Redmiller merupakan sosok polos berambut merah dan mata yang terancam, meneteskan air mata berwarna pelangi yang merepresentasikan emosi tersembunyi manusia. Karakter Redmiller lahir dari riset panjang selama enam tahun.

“Karakter ini mewujudkan ketegangan antara ekspektasi sosial dan gejolak batin, merepresentasikan emosi tersembunyi manusia melalui simbol-simbol visual yang dekat dengan budaya pop, mainan, hingga seni kartun,” ucap Peter Rhian.
Peter Rhian lahir di Bandung pada 1981 dan menamatkan studi magister ilmu desain di Institut Teknologi Bandung. Kini, selain menekuni profesi seniman, ia juga aktif sebagai dosen di Fakultas Seni dan Desain, Universitas Kristen Maranatha, Bandung.
Ketertarikan Peter Rhian terhadap seni pop dan budaya populer membentuk gaya visual unik yang menembus batas medium. Karyanya selalu menarik, karena menawarkan pesan social yang terjadi disekitarnya.
Karena itu, lewat pameran ‘Utopia’, ia mengajak publik masuk ke dunia introspektif yang penuh warna —ruang di mana tawa, air mata, serta identitas berpadu menjadi ekspresi yang lebih jujur dan otentik.
GM G3N Project Andry Ismaya Permadi megatakan pameran kali ini merupakan kolaborasi kelima Peter Rhian bersama G3N Project, setelah sebelumnya tampil di ajang ArtMoments Jakarta (2023 dan 2025) serta dua pameran tunggal di Bandung (2023) dan Jakarta (2025).
Dalam kurun 2020–2025, Peter Rhian telah berpameran tunggal maupun bersama sekitar 40 kali, di antaranya di Hong Kong, Tiongkok, Australia, Korea Selatan, Spanyol, Amerika Serikat, dan Singapura, serta sejumlah kota di Indonesia.
Penglingsir Puri Agung Ubud Tjokorda Gde Putra Sukawati yang juga pemilik Museum Puri Lukisan ini menilai karya Peter Rhian memiliki kekuatan visual sekaligus pesan yang mendalam karerna selalu main pada ungkapan rasa.
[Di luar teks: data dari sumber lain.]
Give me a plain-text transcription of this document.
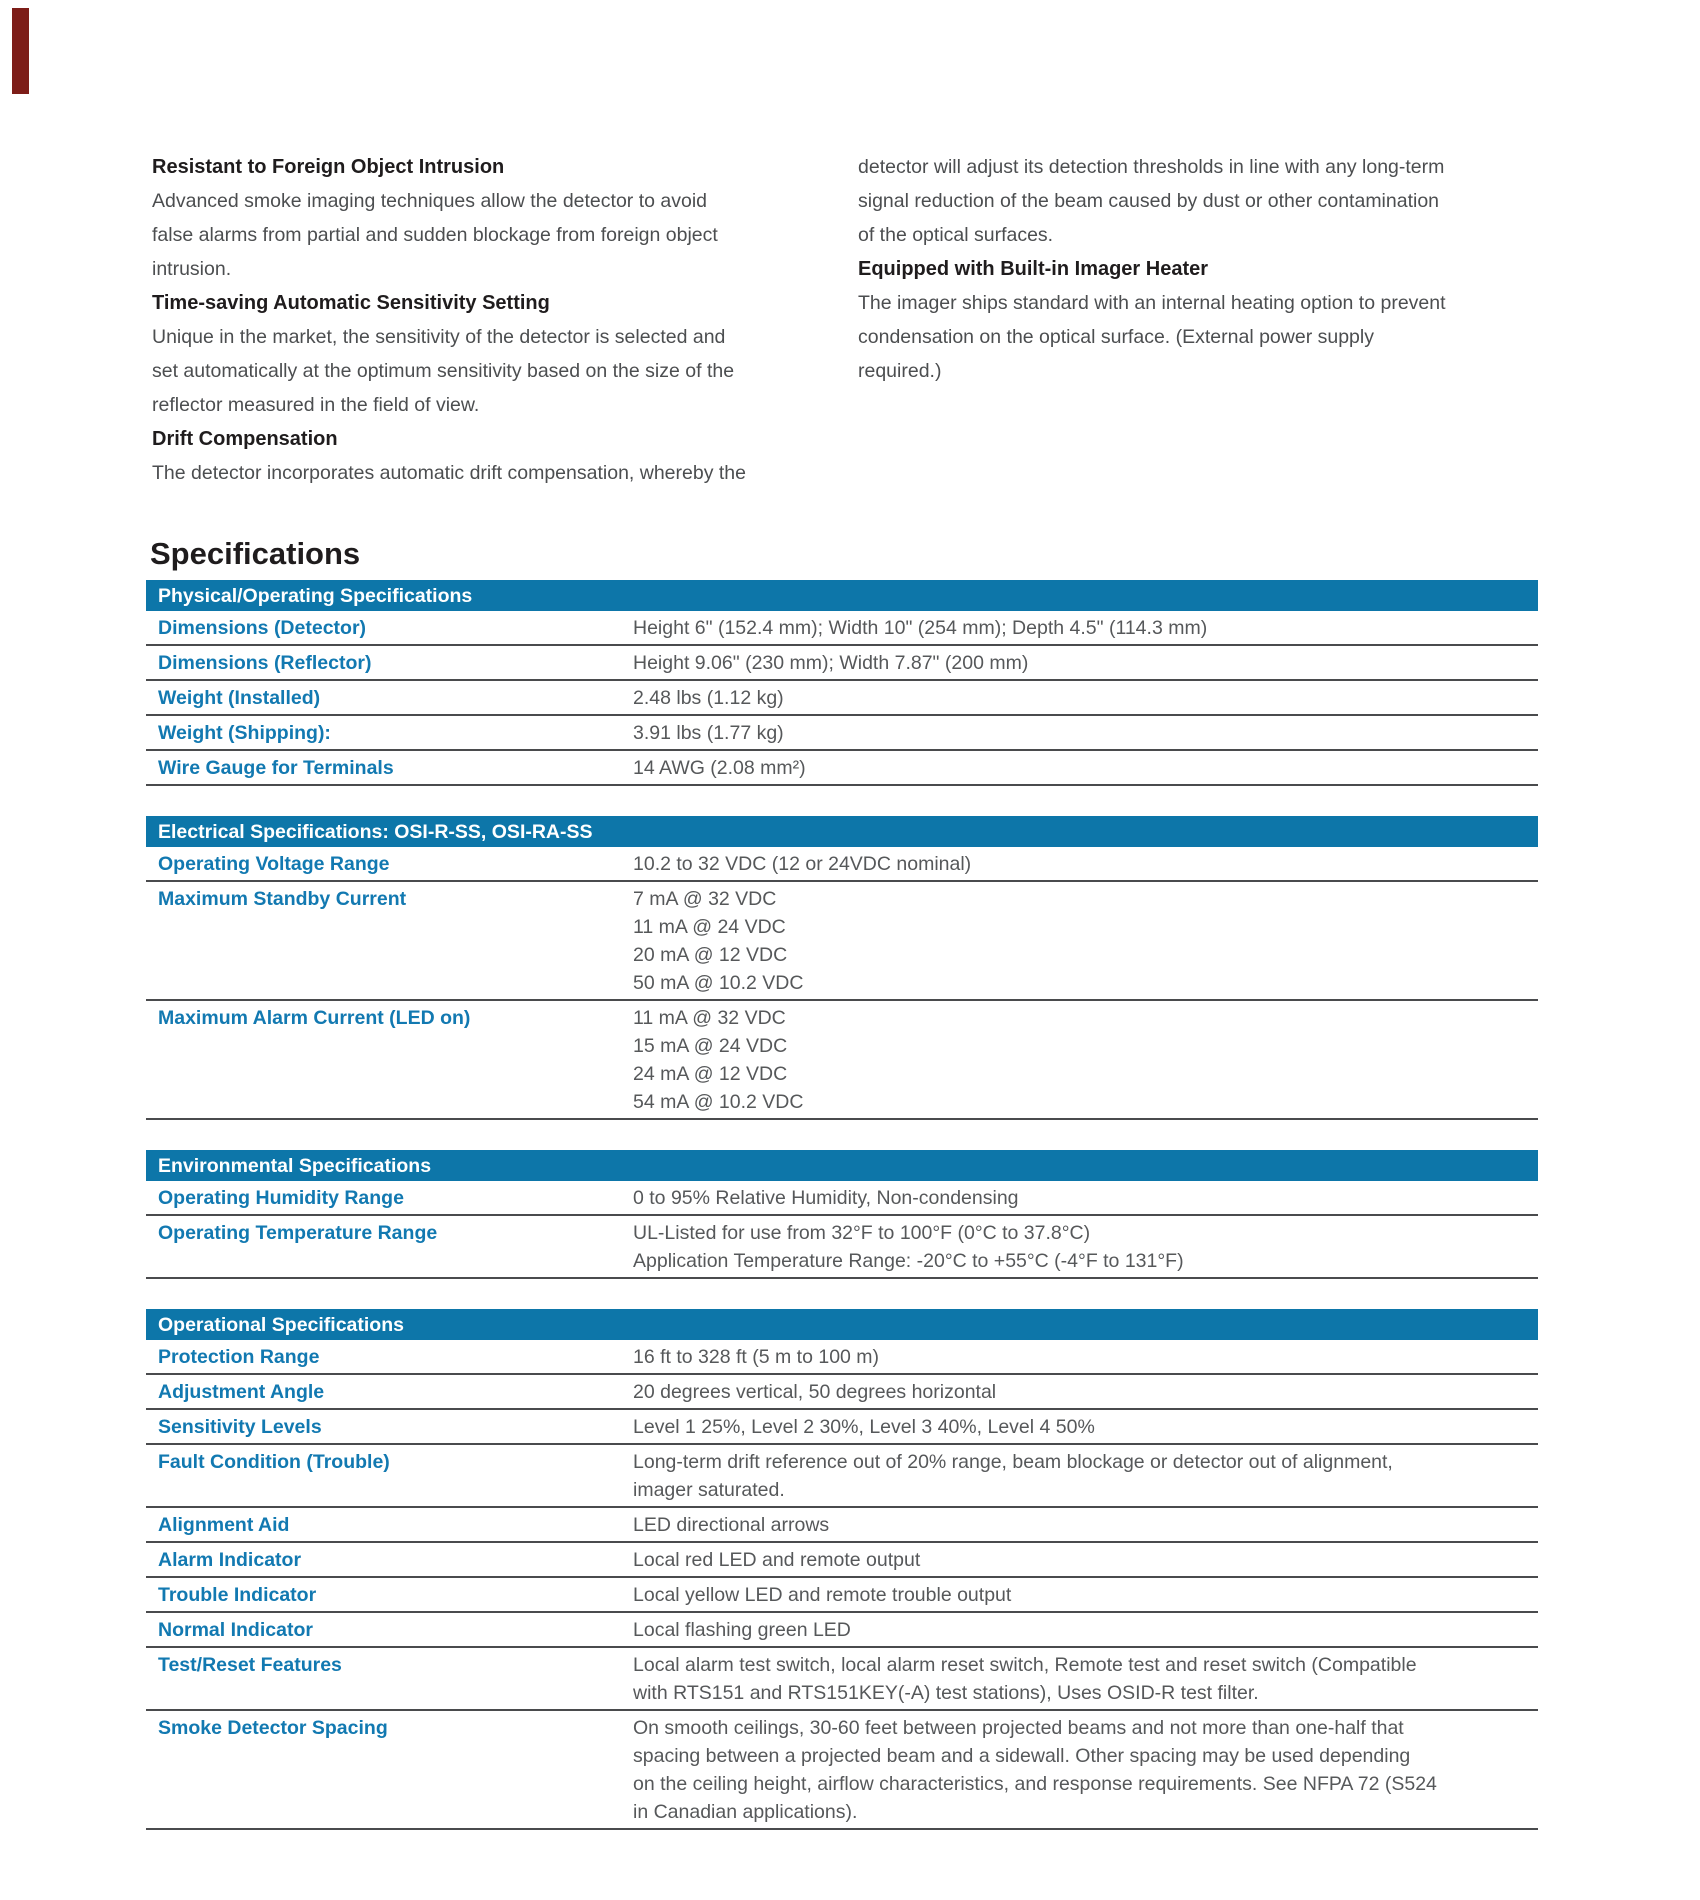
Resistant to Foreign Object Intrusion
Advanced smoke imaging techniques allow the detector to avoid
false alarms from partial and sudden blockage from foreign object
intrusion.
Time-saving Automatic Sensitivity Setting
Unique in the market, the sensitivity of the detector is selected and
set automatically at the optimum sensitivity based on the size of the
reflector measured in the field of view.
Drift Compensation
The detector incorporates automatic drift compensation, whereby the
detector will adjust its detection thresholds in line with any long-term
signal reduction of the beam caused by dust or other contamination
of the optical surfaces.
Equipped with Built-in Imager Heater
The imager ships standard with an internal heating option to prevent
condensation on the optical surface. (External power supply
required.)
Specifications
Physical/Operating Specifications
Dimensions (Detector)	Height 6" (152.4 mm); Width 10" (254 mm); Depth 4.5" (114.3 mm)
Dimensions (Reflector)	Height 9.06" (230 mm); Width 7.87" (200 mm)
Weight (Installed)	2.48 lbs (1.12 kg)
Weight (Shipping):	3.91 lbs (1.77 kg)
Wire Gauge for Terminals	14 AWG (2.08 mm²)
Electrical Specifications: OSI-R-SS, OSI-RA-SS
Operating Voltage Range	10.2 to 32 VDC (12 or 24VDC nominal)
Maximum Standby Current	7 mA @ 32 VDC
11 mA @ 24 VDC
20 mA @ 12 VDC
50 mA @ 10.2 VDC
Maximum Alarm Current (LED on)	11 mA @ 32 VDC
15 mA @ 24 VDC
24 mA @ 12 VDC
54 mA @ 10.2 VDC
Environmental Specifications
Operating Humidity Range	0 to 95% Relative Humidity, Non-condensing
Operating Temperature Range	UL-Listed for use from 32°F to 100°F (0°C to 37.8°C)
Application Temperature Range: -20°C to +55°C (-4°F to 131°F)
Operational Specifications
Protection Range	16 ft to 328 ft (5 m to 100 m)
Adjustment Angle	20 degrees vertical, 50 degrees horizontal
Sensitivity Levels	Level 1 25%, Level 2 30%, Level 3 40%, Level 4 50%
Fault Condition (Trouble)	Long-term drift reference out of 20% range, beam blockage or detector out of alignment,
imager saturated.
Alignment Aid	LED directional arrows
Alarm Indicator	Local red LED and remote output
Trouble Indicator	Local yellow LED and remote trouble output
Normal Indicator	Local flashing green LED
Test/Reset Features	Local alarm test switch, local alarm reset switch, Remote test and reset switch (Compatible
with RTS151 and RTS151KEY(-A) test stations), Uses OSID-R test filter.
Smoke Detector Spacing	On smooth ceilings, 30-60 feet between projected beams and not more than one-half that
spacing between a projected beam and a sidewall. Other spacing may be used depending
on the ceiling height, airflow characteristics, and response requirements. See NFPA 72 (S524
in Canadian applications).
“Detail, warna, dan komposisi yang ia gunakan berhasil membangkitkan rasa kagum sekaligus mengajak penonton merenung. Karyanya terasa hidup dan mampu menghadirkan emosi melalui setiap goresan,” ujarnya.
Pameran Utopia diharapkan menjadi ruang dialog antara seniman dan publik, sekaligus kontribusi bagi perkembangan seni rupa kontemporer di Bali dan Indonesia.
Sundea, dalam tulisannya di katalog pameran, menyebut karya-karya Peter Rhian menampilkan Utopia sebagai ironi. Redmiller, tokoh mungil berambut merah yang menjadi representasi otentisitas dan kerapuhan manusia, hadir sebagai cermin kita di utopia baru.
Menurut Sundea, Utopia bukan tentang menciptakan surga di dunia, melainkan mewaspadai neraka yang dapat kita buat sendiri.
Utopia yang hadir dalam pameran ini menjaga kesadaran dan mengingatkan kita untuk selalu memeriksa, memperbaiki, memaknai, dan tidak begitu saja menerima ‘yang tersedia’ sebagai ‘yang seharusnya.’
Sundea mengamati warna-warni Redmiller Blood dan kefrustrasian yang diam-diam mengintai di balik dunia yang digambarkan, seraya mempertanyakan: apakah ini memang utopia, atau justru distopia yang bersembunyi di balik gemerlap?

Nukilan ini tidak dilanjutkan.